When I first read this article, I thought of the 60's BBC cult TV show "The Prisoner" - a creepy tale of a sinister walled village somewhere in the UK ruled by an invisible dictatorial force.  By all accounts, folks in this Dutch village have reduced levels of anxiety as well as more discernible joy and meaning in their lives.  Comments on Facebook were almost uniformly positive, proclaiming this model to be an innovative, compassionate and effective alternative to traditional nursing homes.  It may be all those things, but it's not normal.  I can't decide if it's human or inhuman.

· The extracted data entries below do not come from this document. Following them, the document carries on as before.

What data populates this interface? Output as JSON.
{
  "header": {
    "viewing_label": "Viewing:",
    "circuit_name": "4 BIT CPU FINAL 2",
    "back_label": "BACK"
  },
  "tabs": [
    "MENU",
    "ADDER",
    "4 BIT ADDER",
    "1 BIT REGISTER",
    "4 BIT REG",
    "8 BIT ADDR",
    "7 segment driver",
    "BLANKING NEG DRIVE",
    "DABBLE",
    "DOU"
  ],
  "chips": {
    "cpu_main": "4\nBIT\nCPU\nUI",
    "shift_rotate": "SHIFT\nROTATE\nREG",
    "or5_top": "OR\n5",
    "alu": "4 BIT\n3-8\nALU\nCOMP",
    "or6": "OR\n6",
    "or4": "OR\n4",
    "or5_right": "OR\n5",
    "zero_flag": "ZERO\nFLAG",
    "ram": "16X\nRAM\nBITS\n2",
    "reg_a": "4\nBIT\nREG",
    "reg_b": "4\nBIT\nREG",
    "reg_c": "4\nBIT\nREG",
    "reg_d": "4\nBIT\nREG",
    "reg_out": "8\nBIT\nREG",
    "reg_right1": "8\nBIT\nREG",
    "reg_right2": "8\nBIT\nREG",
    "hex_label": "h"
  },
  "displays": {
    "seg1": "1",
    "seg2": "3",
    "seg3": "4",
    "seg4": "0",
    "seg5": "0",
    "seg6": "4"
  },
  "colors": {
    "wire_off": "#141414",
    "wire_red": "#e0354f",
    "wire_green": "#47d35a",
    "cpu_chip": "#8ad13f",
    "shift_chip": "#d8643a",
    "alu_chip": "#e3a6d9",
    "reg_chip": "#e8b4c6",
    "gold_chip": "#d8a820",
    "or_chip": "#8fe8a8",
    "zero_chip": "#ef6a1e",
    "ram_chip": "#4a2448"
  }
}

This story got me thinking about the value of segregated settings - are they EVER a good thing?  When our son Nick was small, I was a tireless advocate of inclusion for children with disabilities at school.  That is, until we moved to the UK and decided to put Nick in a special training institute for a type of therapy called Conductive Education.  To me, that decision was akin to sending Nick to ballet or hockey school.  Nicholas was there to learn specific skills that were not available in the mainstream and the education on offer was intensive.  After two years of that training, we realised that Nicholas had accomplished all that he was able and was ready to move back into the mainstream.  All to say that I am not against segregated settings per say, but I'm wary of them.

But the Dutch village is a long way from being an environment to teach specialised skills.  It is a rarefied version of life itself, somehow akin to 'The Truman Show'.  And yet.  My mother does not suffer from Alzheimer's, but if she did, wouldn't I choose a closed village for her as an alternative to a nursing home?  I believe I would, but only if there was no third alternative.  The question that persists in my mind, is "can't we accommodate our loved ones with advanced forms of dementia within society?  Do we really need to construct an alternate and separate reality for them?"  Jean Vanier understands the need to reconcile the needs of vulnerable persons with safety and inclusion.  His "L'Arche" model leverages the assets of compassionate citizens seeking meaning in their lives who wish to live with, not apart from, people with high needs, including sometimes challenging behaviours.  But doesn't any inclusive solution by its nature limit the freedoms of people with cognitive impairments?  The Dutch village seems to offer freedom of safe movement within city walls, that is certain.

I am glad that people around the world are developing new ways of caring for our most vulnerable citizens and I think compassionate models are all worth a try.  For my family, I hope that we will live together, without walls or air-locked entrances.  I hope we can find a way to do that.